How does my FUE recipient area look? (photos)

You have excessive crusting as a result of poor post-operative washing techniques, or absence of them. An FUE is treated just like a regular hair transplant with regard to the recipient area, but the donor area has open wounds which require daily washing with soap and water. Within 3 days of surgery, you can resume full activities, heavy exercises if you wish. The recipient area requires daily washes as well to keep the recipient area free of crusts. I generally recommend the use of a sponge and supply my patient with a surgical sponge to fill with soapy water and press on the recipient area daily. By repeating this daily, all crusts can be washed off without any fear of losing grafts. IF any crust are present, use a Q tip and dip it into soapy water, and roll it on the crusts and that will lift them off without dislodging them, but never rub them, just roll the Q tip on the recipient crust. I like to see no evidence of any crusting in the recipient area and the crusts from the donor area gone in 7-10 days with daily washing much like the two patients on the right.

I don’t like the idea of anyone removing grafts that have scabs on them because we have published a paper in a formal medical journal, that when a person pulls off a scab (crust) from a recipient area in less than 12 days, the risk of losing the graft is very high. Put a shampoo on your head and let it sit for 10-15 minutes, then gently work the crusts with your fingers. This will take days to get the crust off so that you do not disturb the grafts. See the medical paper we wrote in a major journal below in the web reference that proves my point. Look at the two patients on the right, both one day after FUE sessions and both clean without crusts.

poor and good wash

FUE Questions

Hi,
I am seriously thinking of having a FUE procedure during the next 2-4 months. I’ll appreciate if you can please help me with the following info.
1. How do i know if i am a suitable candidate for FUE?
2. How long do i have to wait after the test to have the procedure?
3. how long do i have to wait after the surgery, before i can go about my business?
4. I see that you have a special offer going on now, what is the final per graft price after taking into account the travel reinbursement and your offfer?

There are many things to consider before deciding on any hair restoration procedure. I’ll answer your questions on FUE (Follicular Unit Extraction) first…

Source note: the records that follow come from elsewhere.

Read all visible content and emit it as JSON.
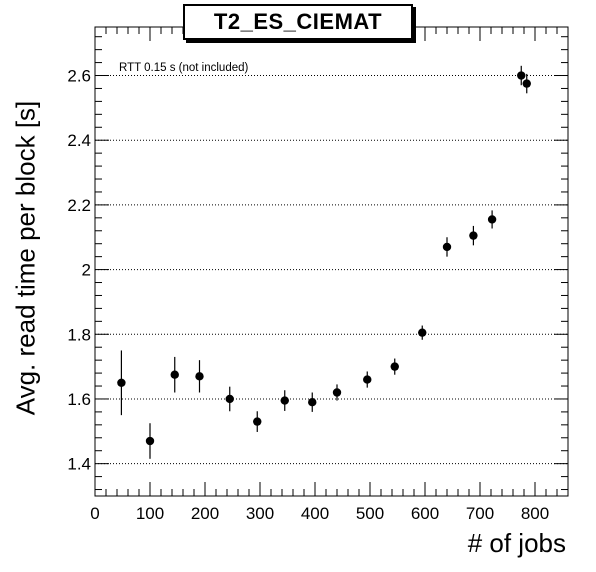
{
  "chart_data": {
    "type": "scatter",
    "title": "T2_ES_CIEMAT",
    "xlabel": "# of jobs",
    "ylabel": "Avg. read time per block [s]",
    "annotation": "RTT 0.15 s (not included)",
    "xlim": [
      0,
      860
    ],
    "ylim": [
      1.3,
      2.75
    ],
    "xticks": [
      0,
      100,
      200,
      300,
      400,
      500,
      600,
      700,
      800
    ],
    "yticks": [
      1.4,
      1.6,
      1.8,
      2,
      2.2,
      2.4,
      2.6
    ],
    "ytick_labels": [
      "1.4",
      "1.6",
      "1.8",
      "2",
      "2.2",
      "2.4",
      "2.6"
    ],
    "grid": "horizontal dotted",
    "series": [
      {
        "x": [
          48,
          100,
          145,
          190,
          245,
          295,
          345,
          395,
          440,
          495,
          545,
          595,
          640,
          688,
          722,
          775,
          785
        ],
        "y": [
          1.65,
          1.47,
          1.675,
          1.67,
          1.6,
          1.53,
          1.595,
          1.59,
          1.62,
          1.66,
          1.7,
          1.805,
          2.07,
          2.105,
          2.155,
          2.6,
          2.575
        ],
        "err": [
          0.1,
          0.055,
          0.055,
          0.05,
          0.038,
          0.032,
          0.032,
          0.03,
          0.025,
          0.025,
          0.025,
          0.022,
          0.03,
          0.03,
          0.028,
          0.03,
          0.03
        ]
      }
    ]
  }
}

  1. At NHI we use the FOX™ test to determine if you are a candidate for FUE. The FOX test lets us know how easily viable grafts can be extracted. If there is a high percentage of viable grafts, you would be ‘FOX positive’.
  2. The FOX test can be performed any time before surgery. There is no waiting period once you have had the test.
  3. Patients have different tolerances for surgery. Many patients go back to work the next day, others wait a day or two. As long as you follow the post operative instructions, you can resume your daily routine as soon as you are ready.
  4. The 2005 summer special fee applies only to traditional strip surgery. Travel expense reimbursement is up to 5% of the cost of the surgery.

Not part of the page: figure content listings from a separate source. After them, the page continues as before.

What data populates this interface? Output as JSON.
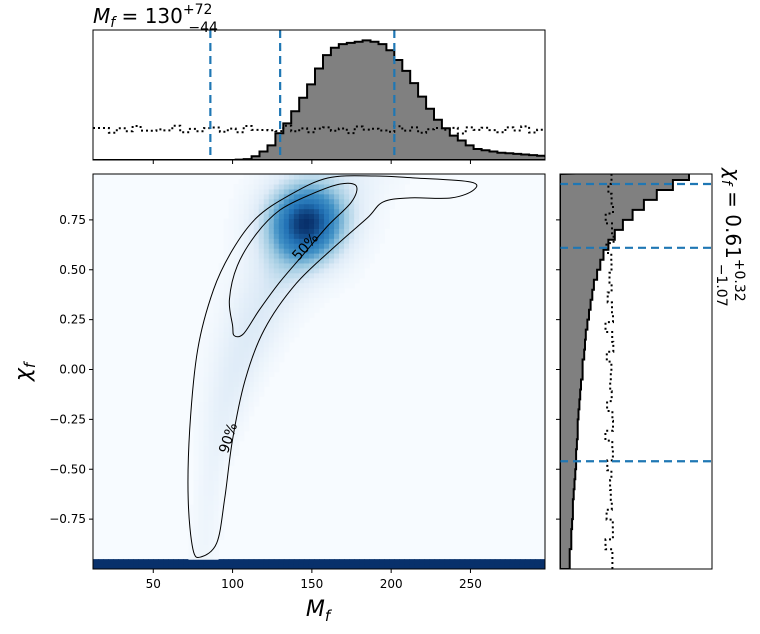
{
  "chart_data": [
    {
      "type": "heatmap",
      "title": "",
      "xlabel": "M_f",
      "ylabel": "χ_f",
      "xlim": [
        12,
        297
      ],
      "ylim": [
        -1.0,
        0.98
      ],
      "xticks": [
        50,
        100,
        150,
        200,
        250
      ],
      "xtick_labels": [
        "50",
        "100",
        "150",
        "200",
        "250"
      ],
      "yticks": [
        -0.75,
        -0.5,
        -0.25,
        0.0,
        0.25,
        0.5,
        0.75
      ],
      "ytick_labels": [
        "−0.75",
        "−0.50",
        "−0.25",
        "0.00",
        "0.25",
        "0.50",
        "0.75"
      ],
      "colormap": "Blues",
      "density_peak": {
        "x": 145,
        "y": 0.72
      },
      "contours": [
        {
          "label": "50%",
          "level": 0.5,
          "points": [
            [
              100,
              0.22
            ],
            [
              98,
              0.35
            ],
            [
              103,
              0.52
            ],
            [
              115,
              0.68
            ],
            [
              130,
              0.8
            ],
            [
              150,
              0.88
            ],
            [
              168,
              0.93
            ],
            [
              178,
              0.92
            ],
            [
              175,
              0.84
            ],
            [
              160,
              0.72
            ],
            [
              145,
              0.58
            ],
            [
              130,
              0.44
            ],
            [
              117,
              0.3
            ],
            [
              107,
              0.18
            ],
            [
              101,
              0.17
            ]
          ]
        },
        {
          "label": "90%",
          "level": 0.9,
          "points": [
            [
              75,
              -0.9
            ],
            [
              72,
              -0.65
            ],
            [
              73,
              -0.3
            ],
            [
              78,
              0.1
            ],
            [
              88,
              0.4
            ],
            [
              100,
              0.6
            ],
            [
              115,
              0.76
            ],
            [
              135,
              0.87
            ],
            [
              160,
              0.96
            ],
            [
              190,
              0.97
            ],
            [
              215,
              0.96
            ],
            [
              250,
              0.94
            ],
            [
              252,
              0.9
            ],
            [
              238,
              0.86
            ],
            [
              212,
              0.86
            ],
            [
              195,
              0.84
            ],
            [
              185,
              0.76
            ],
            [
              165,
              0.62
            ],
            [
              140,
              0.43
            ],
            [
              120,
              0.2
            ],
            [
              108,
              -0.05
            ],
            [
              100,
              -0.35
            ],
            [
              95,
              -0.65
            ],
            [
              90,
              -0.87
            ],
            [
              80,
              -0.94
            ]
          ]
        }
      ]
    },
    {
      "type": "histogram",
      "title": "M_f = 130 +72 −44",
      "title_value": "130",
      "title_upper": "+72",
      "title_lower": "−44",
      "xlim": [
        12,
        297
      ],
      "bin_width": 5,
      "posterior": [
        0,
        0,
        0,
        0,
        0,
        0,
        0,
        0,
        0,
        0,
        0,
        0,
        0,
        0,
        0,
        0,
        0,
        0,
        0.003,
        0.007,
        0.03,
        0.07,
        0.12,
        0.22,
        0.3,
        0.4,
        0.51,
        0.62,
        0.75,
        0.86,
        0.92,
        0.95,
        0.96,
        0.97,
        0.98,
        0.97,
        0.95,
        0.9,
        0.82,
        0.73,
        0.63,
        0.52,
        0.42,
        0.33,
        0.26,
        0.2,
        0.16,
        0.12,
        0.09,
        0.08,
        0.07,
        0.06,
        0.055,
        0.05,
        0.045,
        0.04,
        0.035,
        0.033,
        0.03,
        0.026,
        0.022,
        0.02,
        0.018
      ],
      "prior_level": 0.25,
      "quantile_lines": [
        86,
        130,
        202
      ],
      "xticks": [
        50,
        100,
        150,
        200,
        250
      ]
    },
    {
      "type": "histogram",
      "orientation": "horizontal",
      "title": "χ_f = 0.61 +0.32 −1.07",
      "title_value": "0.61",
      "title_upper": "+0.32",
      "title_lower": "−1.07",
      "ylim": [
        -1.0,
        0.98
      ],
      "bin_width": 0.05,
      "posterior": [
        0.06,
        0.06,
        0.07,
        0.07,
        0.075,
        0.08,
        0.08,
        0.085,
        0.09,
        0.095,
        0.1,
        0.1,
        0.105,
        0.11,
        0.11,
        0.115,
        0.12,
        0.125,
        0.13,
        0.14,
        0.14,
        0.15,
        0.155,
        0.16,
        0.17,
        0.18,
        0.19,
        0.2,
        0.21,
        0.23,
        0.25,
        0.27,
        0.3,
        0.34,
        0.39,
        0.45,
        0.52,
        0.6,
        0.7,
        0.8
      ],
      "prior_level": 0.35,
      "quantile_lines": [
        -0.46,
        0.61,
        0.93
      ],
      "yticks": [
        -0.75,
        -0.5,
        -0.25,
        0.0,
        0.25,
        0.5,
        0.75
      ]
    }
  ],
  "colors": {
    "heat_low": "#f7fbff",
    "heat_high": "#08306b",
    "hist_fill": "#808080",
    "quantile_line": "#1f77b4",
    "contour": "#000000"
  }
}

Some of the other considerations to keep in mind are FUE is a good choice for patients who:

  • Need a small amount of grafts
  • Do not have an advanced balding pattern
  • Those who want to wear their hair very short
  • Those who have a very low donor supply, a scarred donor area, or very tight scalps
  • Patients who tend to heal with wide scars
  • Athletes who must resume full activity soon after the procedure

BUT, most importantly, continue to research, make sure all of your questions get answered, insist on seeing patient results in person, and make sure that you choose a doctor who has your best interests in mind.